Sin embargo, ahora que cesaron, aquellos terrores ya nos parecen lejanísimos, como asuntos en blanco y negro que narrara Victoria Prego en un documental de la Transición con imágenes descoloridas y voces de gramófono. Un día nos levantamos de la cama y ETA, tras un baile de máscaras, había dejado de existir. Casi con un chasquido de dedos, después de tanto dolor, y tanta negociación fallida, t tanto Movimiento Vasco de Liberación Nacional que dijo José María Ánsar  el mismo día que proclamó que a él nadie le contaba los vinos que podía tomar antes de coger el volante. El tsunami de la crisis económica nos devolvió a todos -asesinos de ETA incluidos- a la dura realidad de llegar a fin de mes, como en los tiempos anteriores a Sabino Arana. Los antiguos batasunos se habían convertido en políticos corrientes y molientes que gestionaban hasta el último céntimo de los presupuestos municipales, y la lucha armada, en ese escenario tan pedestre y tan poco romántico, había dejado de tener sentido.
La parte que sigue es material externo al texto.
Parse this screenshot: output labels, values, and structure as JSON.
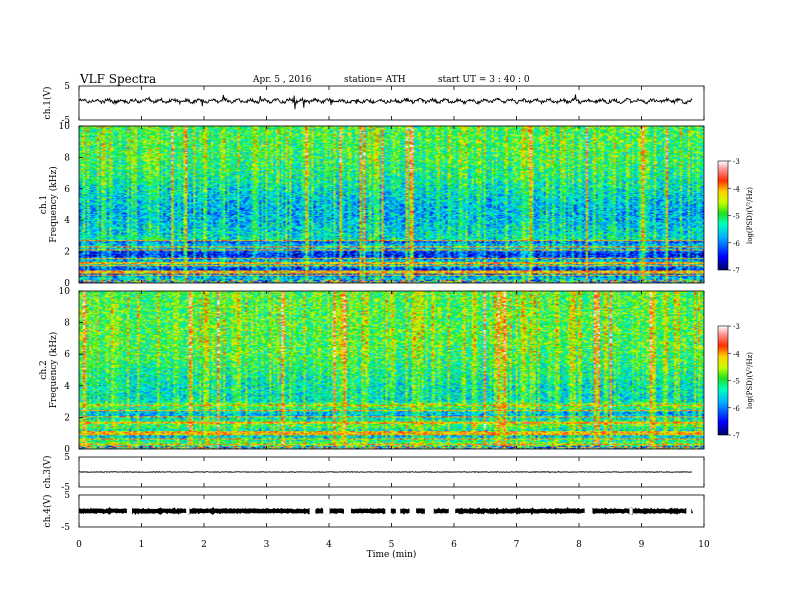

    Negociador hace una versión muy libre de lo que sucedió en aquellas negociaciones -¡qué digo, diálogos!- que entabló Jesús Eguiguren primero con Josu Tornera, y luego con el exaltado de Thierry, en la trastienda francesa del año 2005. Cuenta qué hacían aquellos interlocutores cuando se levantaban de la mesa y lidiaban con el vacío de las horas muertas. Porque, al fin y al cabo, ellos eran seres humanos con sus necesidades alimenticias y sexuales, sus teléfonos móviles sin cobertura y sus dineros contados para los gastos de intendencia. En la mesa que supervisaban los mediadores internacionales todo eran indirectas y desacuerdos, puyas y contradicciones; pero luego, en el hotel compartido, a la hora del desayuno, el encierro de los días les animaba a charlar sobre las cosas tontas de la vida: que si vaya día que hace, que si viste la película de ayer, que si cómo quedó el Athletic de Bilbao... Y son estas banalidades, no lo olvidemos, las que terminan uniendo a la gente. Quizá no lleguen a forzar amistades o simpatías, pero sí, desde luego, quitan las ganas de matar. O de odiar. Y eso ya es mucho.